I'm building a small bytecode VM that will run on a variety of platforms including exotic embedded and microcontroller environments.
Each opcode in my VM can be variable length(no more than 4 bytes, no less than 1 byte). In interpreting the opcodes, I want to create a tiny "cache" for the current opcode. However, due to it being used on many different platforms, it's hard to do.
So, here is a few examples of expected behavior:
- On an 8-bit microcontroller with an 8-bit memory bus, I'd want it to only load 1 byte because it'd take multiple (slow) memory operations to load anymore, and in theory, it might only require 1 byte to execute the current opcode
- On an 8086(16-bit), I'd want to load 2 bytes because to only load 1 byte we would basically be throwing some useful data away to be read later, but I don't want to load more than 2 bytes because it'd take multiple operations
- On a 32-bit ARM processor, I'd want to load 4 bytes because otherwise we're either throwing data that'd might have to be read again away, or we're doing multiple operations
I would say this could be handled easily by just assuming that unsigned int
is good enough, but on 8-bit AVR microcontrollers, int is defined as 16-bit, but the memory data bus width is only 8 bit, so 2 memory load operations would be required.
Anyway, current ideas:
using uint_fast16_t
seems to work as expected on most platforms (32 bits on ARM, 16 bits on 8086, 64 bits on x86-64).
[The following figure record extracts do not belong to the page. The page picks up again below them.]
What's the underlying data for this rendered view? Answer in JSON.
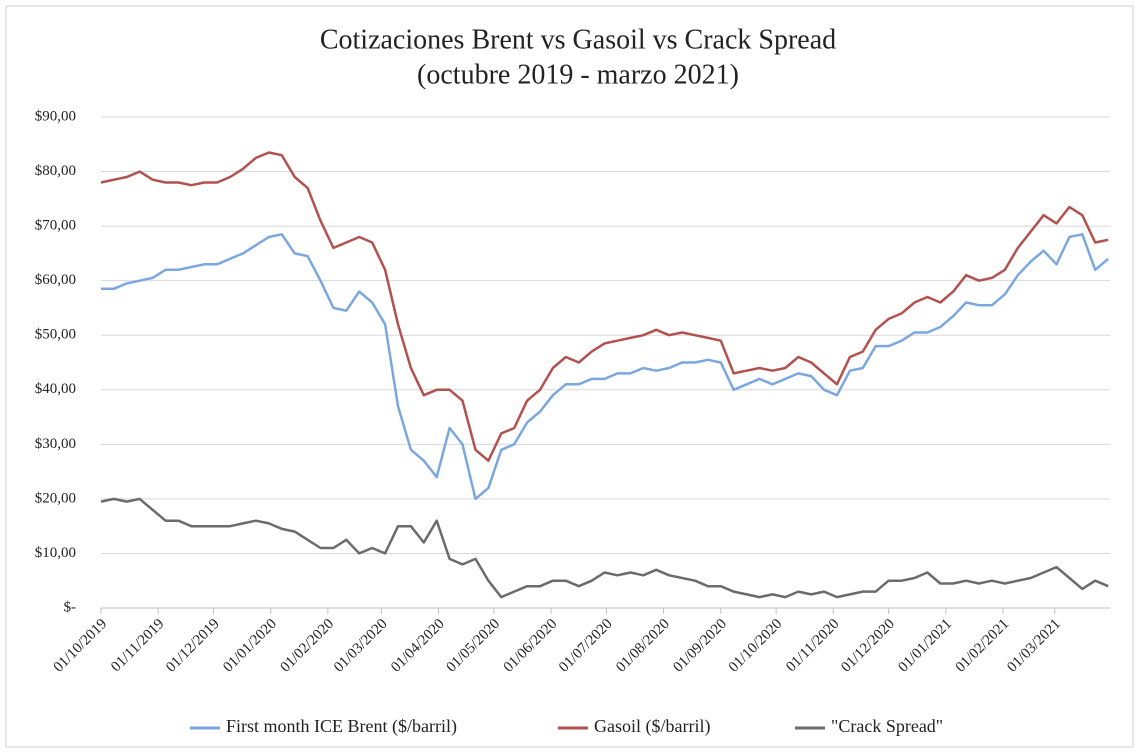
{
  "chart_data": {
    "type": "line",
    "title": "Cotizaciones Brent vs Gasoil vs Crack Spread",
    "subtitle": "(octubre 2019 - marzo 2021)",
    "x": [
      "01/10/2019",
      "08/10/2019",
      "15/10/2019",
      "22/10/2019",
      "29/10/2019",
      "05/11/2019",
      "12/11/2019",
      "19/11/2019",
      "26/11/2019",
      "03/12/2019",
      "10/12/2019",
      "17/12/2019",
      "24/12/2019",
      "31/12/2019",
      "07/01/2020",
      "14/01/2020",
      "21/01/2020",
      "28/01/2020",
      "04/02/2020",
      "11/02/2020",
      "18/02/2020",
      "25/02/2020",
      "03/03/2020",
      "10/03/2020",
      "17/03/2020",
      "24/03/2020",
      "31/03/2020",
      "07/04/2020",
      "14/04/2020",
      "21/04/2020",
      "28/04/2020",
      "05/05/2020",
      "12/05/2020",
      "19/05/2020",
      "26/05/2020",
      "02/06/2020",
      "09/06/2020",
      "16/06/2020",
      "23/06/2020",
      "30/06/2020",
      "07/07/2020",
      "14/07/2020",
      "21/07/2020",
      "28/07/2020",
      "04/08/2020",
      "11/08/2020",
      "18/08/2020",
      "25/08/2020",
      "01/09/2020",
      "08/09/2020",
      "15/09/2020",
      "22/09/2020",
      "29/09/2020",
      "06/10/2020",
      "13/10/2020",
      "20/10/2020",
      "27/10/2020",
      "03/11/2020",
      "10/11/2020",
      "17/11/2020",
      "24/11/2020",
      "01/12/2020",
      "08/12/2020",
      "15/12/2020",
      "22/12/2020",
      "29/12/2020",
      "05/01/2021",
      "12/01/2021",
      "19/01/2021",
      "26/01/2021",
      "02/02/2021",
      "09/02/2021",
      "16/02/2021",
      "23/02/2021",
      "02/03/2021",
      "09/03/2021",
      "16/03/2021",
      "23/03/2021",
      "30/03/2021"
    ],
    "series": [
      {
        "name": "First month ICE Brent ($/barril)",
        "color": "#7ba7e1",
        "values": [
          58.5,
          58.5,
          59.5,
          60,
          60.5,
          62,
          62,
          62.5,
          63,
          63,
          64,
          65,
          66.5,
          68,
          68.5,
          65,
          64.5,
          60,
          55,
          54.5,
          58,
          56,
          52,
          37,
          29,
          27,
          24,
          33,
          30,
          20,
          22,
          29,
          30,
          34,
          36,
          39,
          41,
          41,
          42,
          42,
          43,
          43,
          44,
          43.5,
          44,
          45,
          45,
          45.5,
          45,
          40,
          41,
          42,
          41,
          42,
          43,
          42.5,
          40,
          39,
          43.5,
          44,
          48,
          48,
          49,
          50.5,
          50.5,
          51.5,
          53.5,
          56,
          55.5,
          55.5,
          57.5,
          61,
          63.5,
          65.5,
          63,
          68,
          68.5,
          62,
          64
        ]
      },
      {
        "name": "Gasoil ($/barril)",
        "color": "#b2514d",
        "values": [
          78,
          78.5,
          79,
          80,
          78.5,
          78,
          78,
          77.5,
          78,
          78,
          79,
          80.5,
          82.5,
          83.5,
          83,
          79,
          77,
          71,
          66,
          67,
          68,
          67,
          62,
          52,
          44,
          39,
          40,
          40,
          38,
          29,
          27,
          32,
          33,
          38,
          40,
          44,
          46,
          45,
          47,
          48.5,
          49,
          49.5,
          50,
          51,
          50,
          50.5,
          50,
          49.5,
          49,
          43,
          43.5,
          44,
          43.5,
          44,
          46,
          45,
          43,
          41,
          46,
          47,
          51,
          53,
          54,
          56,
          57,
          56,
          58,
          61,
          60,
          60.5,
          62,
          66,
          69,
          72,
          70.5,
          73.5,
          72,
          67,
          67.5
        ]
      },
      {
        "name": "\"Crack Spread\"",
        "color": "#6b6b6b",
        "values": [
          19.5,
          20,
          19.5,
          20,
          18,
          16,
          16,
          15,
          15,
          15,
          15,
          15.5,
          16,
          15.5,
          14.5,
          14,
          12.5,
          11,
          11,
          12.5,
          10,
          11,
          10,
          15,
          15,
          12,
          16,
          9,
          8,
          9,
          5,
          2,
          3,
          4,
          4,
          5,
          5,
          4,
          5,
          6.5,
          6,
          6.5,
          6,
          7,
          6,
          5.5,
          5,
          4,
          4,
          3,
          2.5,
          2,
          2.5,
          2,
          3,
          2.5,
          3,
          2,
          2.5,
          3,
          3,
          5,
          5,
          5.5,
          6.5,
          4.5,
          4.5,
          5,
          4.5,
          5,
          4.5,
          5,
          5.5,
          6.5,
          7.5,
          5.5,
          3.5,
          5,
          4
        ]
      }
    ],
    "xlim": [
      "01/10/2019",
      "31/03/2021"
    ],
    "xticks": [
      "01/10/2019",
      "01/11/2019",
      "01/12/2019",
      "01/01/2020",
      "01/02/2020",
      "01/03/2020",
      "01/04/2020",
      "01/05/2020",
      "01/06/2020",
      "01/07/2020",
      "01/08/2020",
      "01/09/2020",
      "01/10/2020",
      "01/11/2020",
      "01/12/2020",
      "01/01/2021",
      "01/02/2021",
      "01/03/2021"
    ],
    "ylim": [
      0,
      90
    ],
    "yticks": [
      {
        "value": 0,
        "label": "$-"
      },
      {
        "value": 10,
        "label": "$10,00"
      },
      {
        "value": 20,
        "label": "$20,00"
      },
      {
        "value": 30,
        "label": "$30,00"
      },
      {
        "value": 40,
        "label": "$40,00"
      },
      {
        "value": 50,
        "label": "$50,00"
      },
      {
        "value": 60,
        "label": "$60,00"
      },
      {
        "value": 70,
        "label": "$70,00"
      },
      {
        "value": 80,
        "label": "$80,00"
      },
      {
        "value": 90,
        "label": "$90,00"
      }
    ],
    "grid": true,
    "legend": "bottom"
  }
}
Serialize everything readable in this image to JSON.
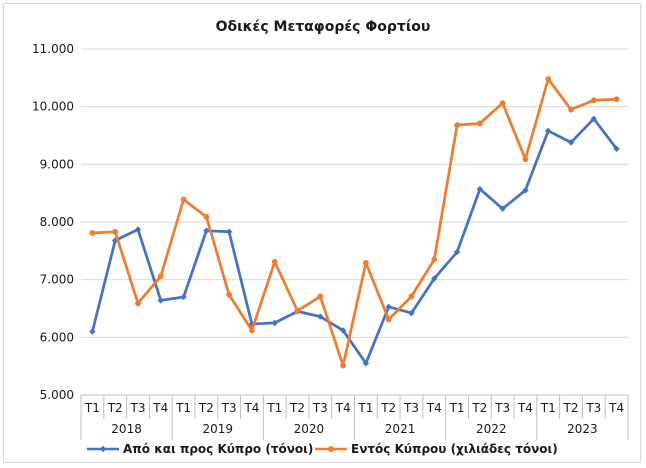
{
  "colors": {
    "series1": "#4472c4",
    "series2": "#ed7d31",
    "grid": "#d9d9d9",
    "axis": "#bfbfbf"
  },
  "chart_data": {
    "type": "line",
    "title": "Οδικές Μεταφορές Φορτίου",
    "xlabel": "",
    "ylabel": "",
    "ylim": [
      5000,
      11000
    ],
    "yticks": [
      "5.000",
      "6.000",
      "7.000",
      "8.000",
      "9.000",
      "10.000",
      "11.000"
    ],
    "ytick_values": [
      5000,
      6000,
      7000,
      8000,
      9000,
      10000,
      11000
    ],
    "grid": true,
    "legend_position": "bottom",
    "quarters": [
      "T1",
      "T2",
      "T3",
      "T4",
      "T1",
      "T2",
      "T3",
      "T4",
      "T1",
      "T2",
      "T3",
      "T4",
      "T1",
      "T2",
      "T3",
      "T4",
      "T1",
      "T2",
      "T3",
      "T4",
      "T1",
      "T2",
      "T3",
      "T4"
    ],
    "years": [
      "2018",
      "2019",
      "2020",
      "2021",
      "2022",
      "2023"
    ],
    "series": [
      {
        "name": "Από και προς Κύπρο (τόνοι)",
        "values": [
          6100,
          7680,
          7870,
          6640,
          6700,
          7850,
          7830,
          6230,
          6250,
          6450,
          6360,
          6120,
          5550,
          6530,
          6420,
          7020,
          7480,
          8570,
          8230,
          8550,
          9580,
          9380,
          9790,
          9270
        ]
      },
      {
        "name": "Εντός Κύπρου (χιλιάδες τόνοι)",
        "values": [
          7810,
          7830,
          6590,
          7060,
          8390,
          8090,
          6740,
          6120,
          7310,
          6460,
          6710,
          5510,
          7290,
          6310,
          6710,
          7350,
          9680,
          9710,
          10060,
          9090,
          10480,
          9950,
          10110,
          10130
        ]
      }
    ]
  }
}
However, it clearly still leaves out AVR and other 8-bit microcontrollers.
I thought using uint_fast8_t
might work, but it would appear on most platforms that it's defined as being unsigned char
, which definitely isn't optimal
Also, there is another problem that must be solved as well: unaligned memory access. On x86, this probably isn't going to be a problem(in theory it does 2 memory operations, but it's probably cached away in hardware), however on ARM I know that doing an unaligned 32-bit access could possibly cost 3 times as much as a single aligned 32-bit load. If the address is unaligned, I want to load the aligned option and get as much data as possible, but at all costs avoid another memory operation
Is there a way to somehow do this using magical preprocessor includes or some such, or does it just require manually defining the optimum cache size before compiling for the platform?